Hello!

My name is Bethany, and I am a Peace Corps volunteer serving in Ethiopia. I live in a rural area of the Central Zone in Tigray. The town I live in has about 10,000 people in it, but sometimes it feels like 100. I will be living here for two years working on HIV/AIDs and community health needs in a preventative or primary healthcare role. I'm a Jersey girl who worked in NYC before coming here to Tigray where suddenly my life is a lot more like Little House on the Prarie than Girls.

Saturday, June 7, 2014

I'm a real girl! Er, PCV.



On Saturday May 3rd, I blew my hair out, put on eye liner, and delivered a speech in Tigrinia at the US Embassy. On Sunday May 4th I rolled into my site covered in dust, hair in a braid, and a sleepless night behind me. Being a Peace Corps volunteer means your life continues to swing and shift between extremes: emotions, environments, and lifestyles. Within two days I had swung so much I felt dizzy.

I was picked to give the Tiginria speech at the Embassy during our official swear-in as volunteers while two of other volunteers gave speeches in Amharic and Afan Oromo. It looks like I'm starting to accumulate mileage in the speech making department! It was a thrill and an honor, and I was happy to make my teachers proud. After a speech from different Embassy officials, including the Ambassador herself, we were sworn in as official volunteers. We were no longer trainees and we had all earned the acronym PCV. I would be lying, though, if I did not admit that the best part of swear-in was the sushi, kebabs, cake, and diet Coke the Embassy provided after. 

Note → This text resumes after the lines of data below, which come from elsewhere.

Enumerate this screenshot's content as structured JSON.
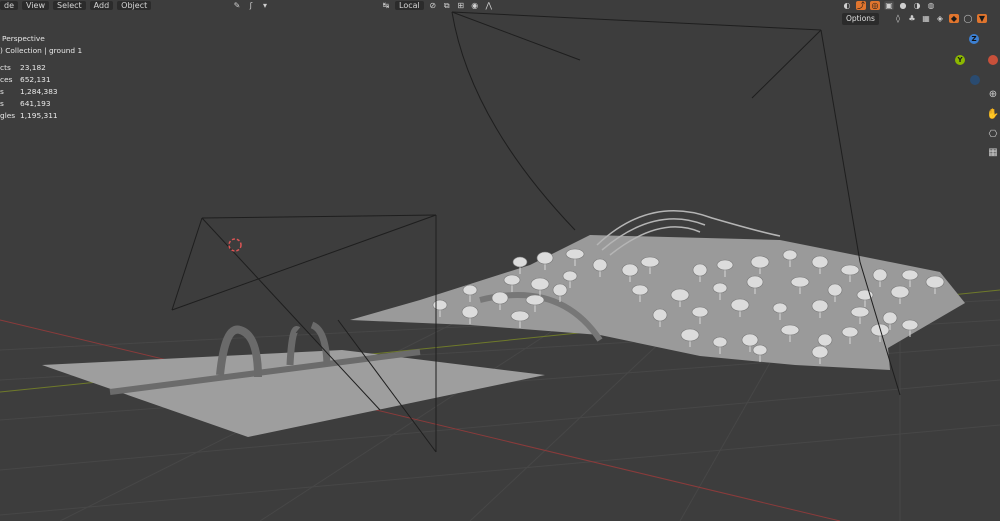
{
  "header": {
    "mode_partial": "de",
    "menus": [
      "View",
      "Select",
      "Add",
      "Object"
    ],
    "transform_orientation": "Local",
    "options_label": "Options"
  },
  "overlay": {
    "view_label": "Perspective",
    "collection_line": ") Collection | ground 1",
    "stats": [
      {
        "label": "cts",
        "value": "23,182"
      },
      {
        "label": "ces",
        "value": "652,131"
      },
      {
        "label": "s",
        "value": "1,284,383"
      },
      {
        "label": "s",
        "value": "641,193"
      },
      {
        "label": "gles",
        "value": "1,195,311"
      }
    ]
  },
  "gizmo": {
    "z_label": "Z",
    "y_label": "Y",
    "x_color": "#c8503a",
    "y_color": "#8cb800",
    "z_color": "#3c7fd1"
  },
  "colors": {
    "viewport_bg": "#3d3d3d",
    "grid": "#474747",
    "x_axis": "#8a3b3b",
    "y_axis": "#6f7a2a",
    "accent": "#e0752e"
  },
  "icons": [
    "hand-icon",
    "camera-icon",
    "grid-icon",
    "zoom-icon",
    "cursor-icon"
  ]
}
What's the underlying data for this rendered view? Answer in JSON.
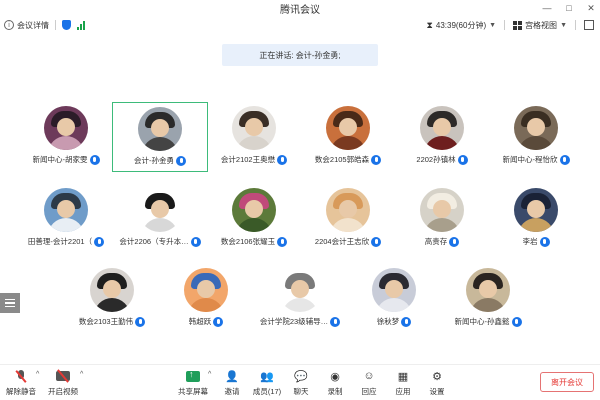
{
  "window": {
    "title": "腾讯会议",
    "controls": [
      "—",
      "□",
      "✕"
    ]
  },
  "infobar": {
    "meeting_info": "会议详情",
    "timer": "43:39(60分钟)",
    "view": "宫格视图"
  },
  "speaking": {
    "text": "正在讲话: 会计-孙金勇;"
  },
  "participants": [
    {
      "name": "新闻中心-胡家雯",
      "colors": [
        "#6d3a5a",
        "#2b1c28",
        "#c89ab0"
      ]
    },
    {
      "name": "会计-孙金勇",
      "colors": [
        "#9aa3ad",
        "#2a2a2a",
        "#444"
      ]
    },
    {
      "name": "会计2102王奥懋",
      "colors": [
        "#e6e3df",
        "#3a2e26",
        "#d8d3cc"
      ]
    },
    {
      "name": "数会2105郭皓森",
      "colors": [
        "#c9703c",
        "#4a2a18",
        "#7a3a20"
      ]
    },
    {
      "name": "2202孙镇林",
      "colors": [
        "#c9c3bd",
        "#2d2a28",
        "#6e1f1f"
      ]
    },
    {
      "name": "新闻中心-程怡欣",
      "colors": [
        "#7a6a58",
        "#3a2e22",
        "#5a4a3a"
      ]
    },
    {
      "name": "田善理-会计2201（",
      "colors": [
        "#6f9cc9",
        "#2c3a48",
        "#e8eef4"
      ]
    },
    {
      "name": "会计2206（专升本…",
      "colors": [
        "#ffffff",
        "#1a1a1a",
        "#d8d8d8"
      ]
    },
    {
      "name": "数会2106张耀玉",
      "colors": [
        "#5c7a3a",
        "#c04a7a",
        "#3a5a28"
      ]
    },
    {
      "name": "2204会计王志欣",
      "colors": [
        "#e6c49a",
        "#d89a5a",
        "#f2e2cc"
      ]
    },
    {
      "name": "高贵存",
      "colors": [
        "#d6d2c8",
        "#f2ede2",
        "#a89f8c"
      ]
    },
    {
      "name": "李岩",
      "colors": [
        "#3a4a6a",
        "#1a2236",
        "#c8a060"
      ]
    },
    {
      "name": "数会2103王勤伟",
      "colors": [
        "#d8d4d0",
        "#1e1e1e",
        "#2a2a2a"
      ]
    },
    {
      "name": "韩超跃",
      "colors": [
        "#f2a66a",
        "#3a6ab8",
        "#e08a4a"
      ]
    },
    {
      "name": "会计学院23级辅导…",
      "colors": [
        "#ffffff",
        "#7a7a7a",
        "#e6e6e6"
      ]
    },
    {
      "name": "徐秋梦",
      "colors": [
        "#c8ccd8",
        "#2a2a32",
        "#e6e8ee"
      ]
    },
    {
      "name": "新闻中心-孙鑫懿",
      "colors": [
        "#c8b89a",
        "#2a2420",
        "#8a7a64"
      ]
    }
  ],
  "toolbar": {
    "mute": "解除静音",
    "video": "开启视频",
    "share": "共享屏幕",
    "invite": "邀请",
    "members": "成员(17)",
    "chat": "聊天",
    "record": "录制",
    "react": "回应",
    "apps": "应用",
    "settings": "设置",
    "leave": "离开会议"
  },
  "colors": {
    "accent": "#1a73e8",
    "active_border": "#3dbb7a",
    "leave": "#e53935",
    "banner_bg": "#e8f0fb"
  }
}
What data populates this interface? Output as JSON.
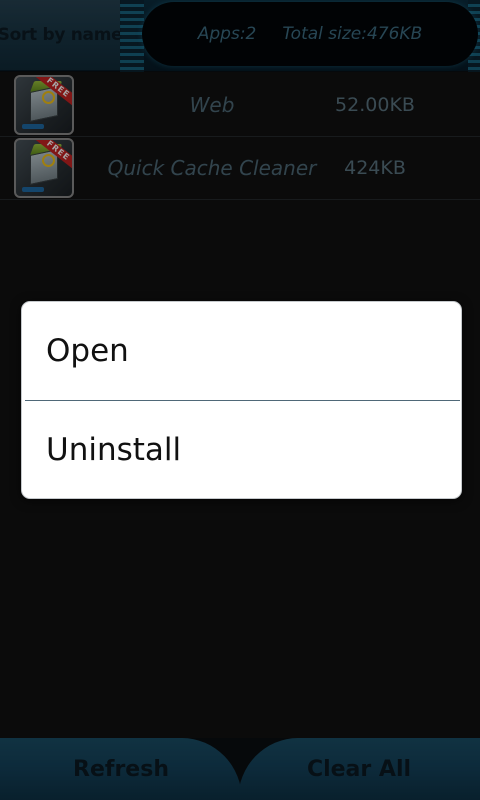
{
  "header": {
    "sort_label": "Sort by name",
    "apps_count": "Apps:2",
    "total_size": "Total size:476KB"
  },
  "apps": [
    {
      "name": "Web",
      "size": "52.00KB",
      "icon": "app-box-icon",
      "badge": "FREE"
    },
    {
      "name": "Quick Cache Cleaner",
      "size": "424KB",
      "icon": "app-box-icon",
      "badge": "FREE"
    }
  ],
  "context_menu": {
    "items": [
      {
        "label": "Open"
      },
      {
        "label": "Uninstall"
      }
    ]
  },
  "footer": {
    "refresh_label": "Refresh",
    "clear_all_label": "Clear All"
  },
  "colors": {
    "accent": "#1b6f8c",
    "header_bg": "#0a2434",
    "button_bg": "#14415a",
    "list_text": "#4d6977",
    "dialog_bg": "#ffffff"
  }
}
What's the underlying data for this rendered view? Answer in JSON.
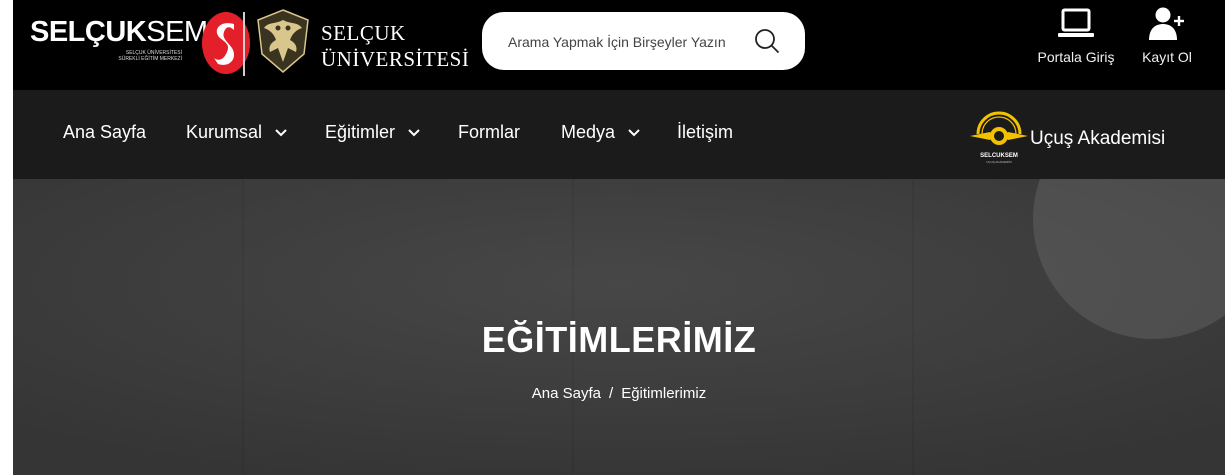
{
  "header": {
    "brand": {
      "bold": "SELÇUK",
      "thin": "SEM",
      "sub_line1": "SELÇUK ÜNİVERSİTESİ",
      "sub_line2": "SÜREKLİ EĞİTİM MERKEZİ"
    },
    "university": {
      "line1": "SELÇUK",
      "line2": "ÜNİVERSİTESİ"
    },
    "search": {
      "placeholder": "Arama Yapmak İçin Birşeyler Yazın",
      "icon": "search-icon"
    },
    "portal": {
      "label": "Portala Giriş",
      "icon": "laptop-icon"
    },
    "register": {
      "label": "Kayıt Ol",
      "icon": "user-plus-icon"
    }
  },
  "nav": {
    "items": [
      {
        "label": "Ana Sayfa",
        "dropdown": false
      },
      {
        "label": "Kurumsal",
        "dropdown": true
      },
      {
        "label": "Eğitimler",
        "dropdown": true
      },
      {
        "label": "Formlar",
        "dropdown": false
      },
      {
        "label": "Medya",
        "dropdown": true
      },
      {
        "label": "İletişim",
        "dropdown": false
      }
    ],
    "academy": {
      "label": "Uçuş Akademisi",
      "logo_text": "SELCUKSEM",
      "logo_sub": "UÇUŞ AKADEMİSİ"
    }
  },
  "hero": {
    "title": "EĞİTİMLERİMİZ",
    "breadcrumb": [
      "Ana Sayfa",
      "Eğitimlerimiz"
    ],
    "separator": "/"
  },
  "colors": {
    "topbar": "#000000",
    "navbar": "#1b1b1b",
    "hero": "#3e3e3e",
    "brand_red": "#e3202a",
    "academy_gold": "#f2c200"
  }
}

The next day we were all out of bed by 4AM in order to catch our planes or busses to our new sites. We all seemed a little dazed. At that point I do not think that any of us had internalized what was happening next: we were saying goodbye to each other, and hello to our new sites with all of the privileges, responsibilities, and hardships that comes with it. 

By the time I got to site I was covered in dust, exhausted, but thrilled to see my neighbor again. I got my keys from my liaison, put my stuff down, and then recruited his help in finding a mattress. After winding through a neighborhood of closely packed streets and houses, we arrived at what looked like a hardware shop. We then entered the compound behind the stores and went into a room filled with foam mattresses. I picked one out, trucked it home, and then went back out in search of the plastic woven mats that people use on the floor under chairs or mattresses. 

When I walked down the road that afternoon, rug tucked under my arm, I got stares, looks, shouts of "ferenji," essentially everything that makes you feel foreign and separate. But as I walked past one of the restaurants in town I heard "Betty!" I turned and saw a group of people that I had met in the health office the first time I went to site a month ago. They shouted "welcome back!" I said my hellos and moved on. Some kids on the road close to my house tried to play soccer with me. A group of women and I exchanged greetings. Finally I made it to my compound, where my neighbor greeted me with warmth and a smile.
The swings and shifts of feeling like a foreigner to a resident will continue through the whole two years of my service. However after today I am glad to know that feeling at home in this place may not be so far out of reach.